Presented By O'Reilly and Cloudera
Make Data Work
September 25–26, 2017: Training
September 26–28, 2017: Tutorials & Conference
New York, NY

Analytics at Wikipedia

Andrew Otto (Wikimedia Foundation), Fangjin Yang (Imply)
1:15pm1:55pm Thursday, September 28, 2017
Big data and the Cloud, Data Engineering & Architecture
Location: 1A 21/22 Level: Intermediate
Secondary topics:  Data for good, Media, Platform

Who is this presentation for?

  • Architects and developers

Prerequisite knowledge

  • A basic understanding of distributed systems

What you'll learn

  • Learn how the Wikimedia Foundation uses Druid for analytics

Description

The Wikimedia Foundation (WMF) is a nonprofit charitable organization. As the parent company of Wikipedia, one of the most visited websites in the world, WMF faces many unique challenges around its ecosystem of editors, readers, and content. Andrew Otto and Fangjin Yang explain how the WMF does analytics and offer an overview of the technology it uses to efficiently process pageviews that at peak run at about 200,000 reqs/sec.

Many folks may not realize the WMF has a dedicated data analytics team that is responsible for building out the foundation’s logging and data mining infrastructure—and for making Wikimedia-related statistics available to the other teams at the foundation and, perhaps more importantly, to the world at large. Analytics tracking in the Wikimedia movement started with measuring article and editor counts and has grown to support various metrics, summary formats, and visualizations. As the analytics capabilities grow more sophisticated, they play an increasingly important role in helping guide decisions.
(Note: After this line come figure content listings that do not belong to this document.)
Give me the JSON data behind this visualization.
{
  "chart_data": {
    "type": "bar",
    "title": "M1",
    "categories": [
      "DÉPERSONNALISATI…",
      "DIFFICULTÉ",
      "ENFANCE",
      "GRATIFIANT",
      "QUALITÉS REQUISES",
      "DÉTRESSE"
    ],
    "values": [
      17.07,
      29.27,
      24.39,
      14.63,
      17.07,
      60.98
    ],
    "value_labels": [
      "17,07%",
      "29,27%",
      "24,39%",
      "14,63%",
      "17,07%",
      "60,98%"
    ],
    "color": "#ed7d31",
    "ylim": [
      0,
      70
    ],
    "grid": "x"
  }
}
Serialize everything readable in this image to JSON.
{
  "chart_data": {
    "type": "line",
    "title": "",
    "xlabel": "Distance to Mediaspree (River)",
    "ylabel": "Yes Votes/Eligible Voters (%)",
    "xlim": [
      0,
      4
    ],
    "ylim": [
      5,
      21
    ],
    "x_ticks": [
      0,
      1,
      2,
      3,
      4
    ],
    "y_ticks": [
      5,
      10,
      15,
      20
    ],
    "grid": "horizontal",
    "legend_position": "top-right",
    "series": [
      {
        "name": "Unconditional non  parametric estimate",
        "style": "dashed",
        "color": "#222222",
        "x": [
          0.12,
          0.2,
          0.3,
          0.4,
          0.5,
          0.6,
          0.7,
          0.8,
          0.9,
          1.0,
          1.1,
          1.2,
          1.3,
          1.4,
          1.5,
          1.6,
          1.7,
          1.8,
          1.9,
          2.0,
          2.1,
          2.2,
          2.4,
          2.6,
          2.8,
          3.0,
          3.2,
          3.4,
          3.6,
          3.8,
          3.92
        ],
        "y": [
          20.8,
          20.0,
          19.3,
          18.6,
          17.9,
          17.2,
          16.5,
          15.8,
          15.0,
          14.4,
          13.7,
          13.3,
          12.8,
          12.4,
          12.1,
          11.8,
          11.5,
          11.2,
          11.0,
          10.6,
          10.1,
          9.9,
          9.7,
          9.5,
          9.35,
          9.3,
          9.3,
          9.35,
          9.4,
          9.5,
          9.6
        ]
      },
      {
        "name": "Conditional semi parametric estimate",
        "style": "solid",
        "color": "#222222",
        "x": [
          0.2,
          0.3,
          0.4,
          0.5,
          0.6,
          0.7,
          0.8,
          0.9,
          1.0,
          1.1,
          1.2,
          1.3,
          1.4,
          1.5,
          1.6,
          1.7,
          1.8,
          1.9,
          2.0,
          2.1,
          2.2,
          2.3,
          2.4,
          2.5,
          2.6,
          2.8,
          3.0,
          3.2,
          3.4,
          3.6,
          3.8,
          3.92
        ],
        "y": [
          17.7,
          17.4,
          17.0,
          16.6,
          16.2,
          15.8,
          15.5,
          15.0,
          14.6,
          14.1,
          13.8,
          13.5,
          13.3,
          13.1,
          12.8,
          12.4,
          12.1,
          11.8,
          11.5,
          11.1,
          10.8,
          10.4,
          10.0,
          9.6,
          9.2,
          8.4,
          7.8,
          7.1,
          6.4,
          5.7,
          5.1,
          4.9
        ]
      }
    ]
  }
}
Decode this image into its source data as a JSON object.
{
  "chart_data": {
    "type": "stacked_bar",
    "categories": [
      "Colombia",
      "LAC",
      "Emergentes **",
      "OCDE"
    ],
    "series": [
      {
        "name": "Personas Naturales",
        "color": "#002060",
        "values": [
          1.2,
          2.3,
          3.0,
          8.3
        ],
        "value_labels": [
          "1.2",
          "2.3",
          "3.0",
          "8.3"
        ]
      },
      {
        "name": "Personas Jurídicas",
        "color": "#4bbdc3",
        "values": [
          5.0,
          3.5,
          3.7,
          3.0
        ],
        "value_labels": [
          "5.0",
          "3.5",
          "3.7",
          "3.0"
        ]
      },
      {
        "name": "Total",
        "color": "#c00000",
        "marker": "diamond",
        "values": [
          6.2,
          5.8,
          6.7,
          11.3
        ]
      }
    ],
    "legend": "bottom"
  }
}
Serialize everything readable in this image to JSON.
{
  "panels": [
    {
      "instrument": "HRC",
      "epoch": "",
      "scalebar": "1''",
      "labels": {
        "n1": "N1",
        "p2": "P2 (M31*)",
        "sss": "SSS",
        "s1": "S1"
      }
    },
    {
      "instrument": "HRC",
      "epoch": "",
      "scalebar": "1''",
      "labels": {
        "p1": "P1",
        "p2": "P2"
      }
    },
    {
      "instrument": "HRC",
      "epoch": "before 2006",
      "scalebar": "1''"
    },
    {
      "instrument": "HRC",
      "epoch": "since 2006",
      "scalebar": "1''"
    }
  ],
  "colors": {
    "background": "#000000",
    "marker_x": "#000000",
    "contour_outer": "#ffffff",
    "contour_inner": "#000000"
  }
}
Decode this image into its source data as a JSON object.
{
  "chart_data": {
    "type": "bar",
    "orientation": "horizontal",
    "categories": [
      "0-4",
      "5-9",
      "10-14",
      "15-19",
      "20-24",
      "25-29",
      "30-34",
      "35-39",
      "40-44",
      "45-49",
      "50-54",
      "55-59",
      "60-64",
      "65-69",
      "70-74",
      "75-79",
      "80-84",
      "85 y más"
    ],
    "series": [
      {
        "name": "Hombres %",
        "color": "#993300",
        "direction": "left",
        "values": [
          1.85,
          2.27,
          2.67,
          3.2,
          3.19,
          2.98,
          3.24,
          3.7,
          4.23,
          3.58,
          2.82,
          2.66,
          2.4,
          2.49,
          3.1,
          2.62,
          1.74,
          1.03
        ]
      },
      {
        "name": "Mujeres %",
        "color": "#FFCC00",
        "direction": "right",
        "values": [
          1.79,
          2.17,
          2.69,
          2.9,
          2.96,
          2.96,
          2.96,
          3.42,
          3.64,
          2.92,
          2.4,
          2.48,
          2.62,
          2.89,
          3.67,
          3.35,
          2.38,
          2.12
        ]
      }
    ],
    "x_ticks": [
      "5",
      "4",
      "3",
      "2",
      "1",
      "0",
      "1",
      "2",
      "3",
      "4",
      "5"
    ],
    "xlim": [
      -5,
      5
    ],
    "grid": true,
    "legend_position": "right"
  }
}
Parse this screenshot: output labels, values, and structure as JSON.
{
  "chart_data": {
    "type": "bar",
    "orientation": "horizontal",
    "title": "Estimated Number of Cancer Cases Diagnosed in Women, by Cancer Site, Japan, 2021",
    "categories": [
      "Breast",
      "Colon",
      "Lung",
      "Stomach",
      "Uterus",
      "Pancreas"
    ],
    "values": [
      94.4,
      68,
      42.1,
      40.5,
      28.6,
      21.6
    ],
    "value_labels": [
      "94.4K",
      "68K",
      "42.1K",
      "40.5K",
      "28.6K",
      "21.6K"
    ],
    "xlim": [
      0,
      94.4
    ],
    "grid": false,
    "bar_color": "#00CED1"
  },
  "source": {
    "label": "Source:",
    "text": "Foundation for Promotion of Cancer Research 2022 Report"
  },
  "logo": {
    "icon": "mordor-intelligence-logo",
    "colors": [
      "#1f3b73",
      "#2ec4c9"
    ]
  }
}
One of the technologies the foundation leverages for its analytics is the Druid open source project, a column-oriented distributed database. Andrew and Fangjin cover Druid’s architecture and use cases and explain how it has complemented workflows at WMF.

Photo of Andrew Otto

Andrew Otto

Wikimedia Foundation

Andrew Otto is a systems engineer at the Wikimedia Foundation, where he supports the analytics team by architecting and maintaining small and big data analytics infrastructure. Previously, Andrew was the lead systems administrator at CouchSurfing.org. He is based in Brooklyn, NY, and spends too much time playing hardcourt bike polo.

Photo of Fangjin Yang

Fangjin Yang

Imply

Fangjin Yang is a coauthor of the open source Druid project and a cofounder of Imply, a data analytics startup based in San Francisco. Previously, Fangjin held senior engineering positions at Metamarkets and Cisco Systems. Fangjin has a BASc in electrical engineering and an MASc in computer engineering from the University of Waterloo, Canada.